Casing (upper vs lower)
By Cathy Wissink & Michael S.Kaplan - Windows Globalization,Microsoft Corporation
Casing is that aspect in certain writing systems (e.g., Latin, Cyrillic, Greek), where there are two forms of a letter: a big (or uppercase) variant, and a small (or lowercase) variant. For example, there are two variants of Latin letter P (U+0050 or "P", and U+0070 or "p"), and there are two variants of Cyrillic letter Pe (U+041F or "П", and U+043F or "п").
Casing does impact sorting, but to a lesser extent than the linguistic characters of a language do; the weighting of case has less of an influence than linguistic characters. In other words, while the linguistic characters of a language group words into collections within a list, casing influences how a character may sort relative to a different version of that character.

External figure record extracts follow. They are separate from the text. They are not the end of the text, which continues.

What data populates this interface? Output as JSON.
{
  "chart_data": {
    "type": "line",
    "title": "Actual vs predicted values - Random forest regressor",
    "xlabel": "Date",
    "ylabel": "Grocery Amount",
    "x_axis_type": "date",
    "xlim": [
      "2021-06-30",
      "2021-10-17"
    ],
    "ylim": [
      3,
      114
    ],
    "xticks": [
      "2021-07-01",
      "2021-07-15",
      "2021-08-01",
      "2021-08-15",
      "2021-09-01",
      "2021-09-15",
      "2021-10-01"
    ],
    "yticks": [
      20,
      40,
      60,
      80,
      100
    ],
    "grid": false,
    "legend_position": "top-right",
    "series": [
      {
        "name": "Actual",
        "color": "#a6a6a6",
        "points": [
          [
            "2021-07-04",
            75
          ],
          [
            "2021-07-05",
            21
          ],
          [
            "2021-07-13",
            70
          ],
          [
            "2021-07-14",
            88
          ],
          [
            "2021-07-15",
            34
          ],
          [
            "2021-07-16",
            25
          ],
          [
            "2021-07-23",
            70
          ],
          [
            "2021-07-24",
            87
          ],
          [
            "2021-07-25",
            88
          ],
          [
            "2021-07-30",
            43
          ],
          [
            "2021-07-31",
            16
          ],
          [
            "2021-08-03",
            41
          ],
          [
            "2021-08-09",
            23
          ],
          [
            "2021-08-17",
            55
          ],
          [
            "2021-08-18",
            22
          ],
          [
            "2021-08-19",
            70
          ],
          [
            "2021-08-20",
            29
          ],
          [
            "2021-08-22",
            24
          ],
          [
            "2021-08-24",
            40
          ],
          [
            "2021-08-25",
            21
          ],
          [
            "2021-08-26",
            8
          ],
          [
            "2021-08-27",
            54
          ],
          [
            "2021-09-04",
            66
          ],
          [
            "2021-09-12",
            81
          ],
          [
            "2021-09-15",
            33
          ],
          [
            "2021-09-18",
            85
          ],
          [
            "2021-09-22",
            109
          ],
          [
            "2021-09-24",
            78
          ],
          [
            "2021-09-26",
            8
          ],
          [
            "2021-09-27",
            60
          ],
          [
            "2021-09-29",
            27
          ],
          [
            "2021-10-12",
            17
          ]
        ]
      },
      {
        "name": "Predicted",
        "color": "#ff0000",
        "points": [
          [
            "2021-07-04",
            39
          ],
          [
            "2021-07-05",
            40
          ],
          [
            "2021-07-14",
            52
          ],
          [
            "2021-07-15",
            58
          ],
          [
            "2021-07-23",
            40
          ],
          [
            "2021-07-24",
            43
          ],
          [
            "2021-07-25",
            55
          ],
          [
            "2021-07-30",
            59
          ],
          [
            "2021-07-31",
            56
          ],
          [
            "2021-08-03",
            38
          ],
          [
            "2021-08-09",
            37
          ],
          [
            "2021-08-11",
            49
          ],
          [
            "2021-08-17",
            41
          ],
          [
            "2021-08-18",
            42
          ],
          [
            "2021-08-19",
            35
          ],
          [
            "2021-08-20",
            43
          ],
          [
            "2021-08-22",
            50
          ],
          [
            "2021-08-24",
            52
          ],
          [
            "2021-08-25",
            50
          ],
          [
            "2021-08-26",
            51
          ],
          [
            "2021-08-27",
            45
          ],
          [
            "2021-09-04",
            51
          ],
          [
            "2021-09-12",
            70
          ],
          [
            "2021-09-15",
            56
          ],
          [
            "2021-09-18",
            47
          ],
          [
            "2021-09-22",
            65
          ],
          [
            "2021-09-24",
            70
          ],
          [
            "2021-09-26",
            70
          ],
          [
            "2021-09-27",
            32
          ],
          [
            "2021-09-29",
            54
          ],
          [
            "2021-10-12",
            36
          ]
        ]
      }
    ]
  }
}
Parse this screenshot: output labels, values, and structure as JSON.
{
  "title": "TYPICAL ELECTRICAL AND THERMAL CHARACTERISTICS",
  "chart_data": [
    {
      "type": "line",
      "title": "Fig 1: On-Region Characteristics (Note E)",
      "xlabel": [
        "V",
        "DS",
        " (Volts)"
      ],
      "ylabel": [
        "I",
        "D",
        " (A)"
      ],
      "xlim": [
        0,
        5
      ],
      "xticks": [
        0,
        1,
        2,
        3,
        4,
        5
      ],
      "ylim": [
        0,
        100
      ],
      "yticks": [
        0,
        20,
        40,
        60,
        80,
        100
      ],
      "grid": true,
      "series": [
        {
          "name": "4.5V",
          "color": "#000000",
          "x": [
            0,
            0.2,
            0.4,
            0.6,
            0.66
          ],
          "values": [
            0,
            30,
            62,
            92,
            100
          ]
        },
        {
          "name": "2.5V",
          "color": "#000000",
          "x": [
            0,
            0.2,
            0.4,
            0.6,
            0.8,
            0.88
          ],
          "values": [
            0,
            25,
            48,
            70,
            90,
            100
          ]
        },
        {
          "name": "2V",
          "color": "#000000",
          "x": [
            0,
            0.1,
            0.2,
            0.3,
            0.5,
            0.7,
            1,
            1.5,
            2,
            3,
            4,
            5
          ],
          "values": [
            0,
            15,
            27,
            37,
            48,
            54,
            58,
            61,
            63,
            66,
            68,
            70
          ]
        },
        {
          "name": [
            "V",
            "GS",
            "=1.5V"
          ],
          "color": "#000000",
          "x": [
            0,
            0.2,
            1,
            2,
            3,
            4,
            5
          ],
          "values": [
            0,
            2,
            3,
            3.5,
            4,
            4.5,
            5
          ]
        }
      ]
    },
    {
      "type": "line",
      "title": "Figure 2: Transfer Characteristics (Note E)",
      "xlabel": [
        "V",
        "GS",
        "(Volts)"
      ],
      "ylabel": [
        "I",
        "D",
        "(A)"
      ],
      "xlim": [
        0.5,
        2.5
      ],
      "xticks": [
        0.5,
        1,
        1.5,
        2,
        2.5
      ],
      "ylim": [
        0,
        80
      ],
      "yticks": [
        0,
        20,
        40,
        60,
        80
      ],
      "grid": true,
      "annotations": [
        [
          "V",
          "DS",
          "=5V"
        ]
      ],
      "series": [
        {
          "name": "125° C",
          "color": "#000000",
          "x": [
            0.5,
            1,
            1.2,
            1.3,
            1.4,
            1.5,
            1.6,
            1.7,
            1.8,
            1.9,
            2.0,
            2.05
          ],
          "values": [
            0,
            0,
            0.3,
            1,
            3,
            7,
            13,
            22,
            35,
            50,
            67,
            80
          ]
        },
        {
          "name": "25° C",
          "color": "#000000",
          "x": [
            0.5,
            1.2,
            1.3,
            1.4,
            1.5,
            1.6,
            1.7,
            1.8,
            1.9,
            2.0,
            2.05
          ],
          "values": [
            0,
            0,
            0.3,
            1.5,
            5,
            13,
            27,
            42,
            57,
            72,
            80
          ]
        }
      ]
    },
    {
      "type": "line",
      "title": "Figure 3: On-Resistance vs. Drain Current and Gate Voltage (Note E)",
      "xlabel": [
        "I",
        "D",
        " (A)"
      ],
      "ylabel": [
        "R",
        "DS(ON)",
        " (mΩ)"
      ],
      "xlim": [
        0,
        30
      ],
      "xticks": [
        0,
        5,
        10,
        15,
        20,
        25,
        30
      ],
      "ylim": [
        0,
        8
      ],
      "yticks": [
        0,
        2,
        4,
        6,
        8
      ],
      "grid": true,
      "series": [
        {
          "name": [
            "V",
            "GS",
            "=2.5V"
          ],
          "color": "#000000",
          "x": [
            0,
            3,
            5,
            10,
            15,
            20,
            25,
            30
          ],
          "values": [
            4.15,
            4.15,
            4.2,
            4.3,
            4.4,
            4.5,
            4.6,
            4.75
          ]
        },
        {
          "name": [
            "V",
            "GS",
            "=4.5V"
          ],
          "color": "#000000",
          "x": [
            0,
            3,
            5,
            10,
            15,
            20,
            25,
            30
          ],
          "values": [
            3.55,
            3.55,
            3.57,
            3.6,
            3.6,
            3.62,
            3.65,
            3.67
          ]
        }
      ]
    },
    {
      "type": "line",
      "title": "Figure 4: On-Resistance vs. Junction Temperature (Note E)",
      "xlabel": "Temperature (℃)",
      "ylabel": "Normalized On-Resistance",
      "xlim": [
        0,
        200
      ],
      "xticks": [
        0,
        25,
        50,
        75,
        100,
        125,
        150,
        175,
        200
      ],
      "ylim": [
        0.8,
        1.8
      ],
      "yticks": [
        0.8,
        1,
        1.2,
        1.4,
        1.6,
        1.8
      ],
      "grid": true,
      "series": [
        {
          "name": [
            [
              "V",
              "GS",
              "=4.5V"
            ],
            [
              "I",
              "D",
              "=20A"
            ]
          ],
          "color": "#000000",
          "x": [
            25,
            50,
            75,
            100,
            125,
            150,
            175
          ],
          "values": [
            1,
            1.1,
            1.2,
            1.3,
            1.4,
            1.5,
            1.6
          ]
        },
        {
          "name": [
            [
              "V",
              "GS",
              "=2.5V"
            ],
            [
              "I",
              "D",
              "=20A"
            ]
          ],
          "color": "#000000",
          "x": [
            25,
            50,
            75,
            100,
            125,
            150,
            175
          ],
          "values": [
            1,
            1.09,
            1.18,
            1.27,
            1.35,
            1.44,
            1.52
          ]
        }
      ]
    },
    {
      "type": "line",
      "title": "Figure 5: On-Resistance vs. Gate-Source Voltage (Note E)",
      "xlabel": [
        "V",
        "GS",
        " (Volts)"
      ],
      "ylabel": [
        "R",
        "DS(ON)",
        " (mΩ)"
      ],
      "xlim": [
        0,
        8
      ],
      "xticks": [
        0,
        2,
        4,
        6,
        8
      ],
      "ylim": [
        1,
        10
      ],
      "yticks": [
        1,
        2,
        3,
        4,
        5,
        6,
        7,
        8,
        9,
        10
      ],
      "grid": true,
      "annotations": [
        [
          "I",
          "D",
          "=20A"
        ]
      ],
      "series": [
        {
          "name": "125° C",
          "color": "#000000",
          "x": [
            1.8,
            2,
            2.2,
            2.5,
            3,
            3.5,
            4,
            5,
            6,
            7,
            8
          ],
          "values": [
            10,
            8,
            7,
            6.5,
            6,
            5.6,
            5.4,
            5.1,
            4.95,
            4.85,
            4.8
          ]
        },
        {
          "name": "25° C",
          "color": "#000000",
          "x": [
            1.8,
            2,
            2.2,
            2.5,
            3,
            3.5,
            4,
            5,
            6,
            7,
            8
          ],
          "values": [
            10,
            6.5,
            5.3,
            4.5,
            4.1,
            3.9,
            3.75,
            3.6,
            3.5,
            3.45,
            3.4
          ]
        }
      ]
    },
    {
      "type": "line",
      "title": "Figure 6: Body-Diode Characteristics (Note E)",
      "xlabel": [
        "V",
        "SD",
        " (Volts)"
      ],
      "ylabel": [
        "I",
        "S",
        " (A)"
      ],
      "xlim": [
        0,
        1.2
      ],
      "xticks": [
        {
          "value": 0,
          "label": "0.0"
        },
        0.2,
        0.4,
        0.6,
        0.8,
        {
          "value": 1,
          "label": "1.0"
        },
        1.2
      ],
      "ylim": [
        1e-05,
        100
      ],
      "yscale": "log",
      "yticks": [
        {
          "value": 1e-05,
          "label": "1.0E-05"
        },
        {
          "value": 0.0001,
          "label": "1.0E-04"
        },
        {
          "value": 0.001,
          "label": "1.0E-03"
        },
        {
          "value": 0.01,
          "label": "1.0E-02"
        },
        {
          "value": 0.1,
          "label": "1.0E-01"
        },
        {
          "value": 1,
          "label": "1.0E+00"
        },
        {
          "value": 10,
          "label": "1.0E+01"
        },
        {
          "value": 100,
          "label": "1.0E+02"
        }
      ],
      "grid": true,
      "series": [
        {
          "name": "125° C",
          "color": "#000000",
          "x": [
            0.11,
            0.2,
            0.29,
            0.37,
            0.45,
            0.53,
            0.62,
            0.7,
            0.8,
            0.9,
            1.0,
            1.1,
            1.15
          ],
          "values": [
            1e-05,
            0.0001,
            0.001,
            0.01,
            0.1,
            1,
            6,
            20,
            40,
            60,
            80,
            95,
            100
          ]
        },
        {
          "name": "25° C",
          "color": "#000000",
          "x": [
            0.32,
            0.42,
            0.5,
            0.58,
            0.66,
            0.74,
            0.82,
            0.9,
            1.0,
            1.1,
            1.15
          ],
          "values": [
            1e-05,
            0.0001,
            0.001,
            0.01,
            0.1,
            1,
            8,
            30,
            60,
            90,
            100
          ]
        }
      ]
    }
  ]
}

To contrast the concepts of linguistic characters vs. casing in sorting, let's go back to the sorting example given a few paragraphs earlier. As noted earlier, the primary weight of the linguistic characters creates a grouping of "A" words, followed by "B" words.
Now compare the difference between "apple" and "Apple". The words are identical, except for their case. From a collation perspective, you need to give the concept of case a weight, such that one comes before the other. However, you do not want to weight the case of the letter A so much that it ends up being ordered with the B words. The weight of case (of the first letter of the string) therefore needs to be less than the weight of character.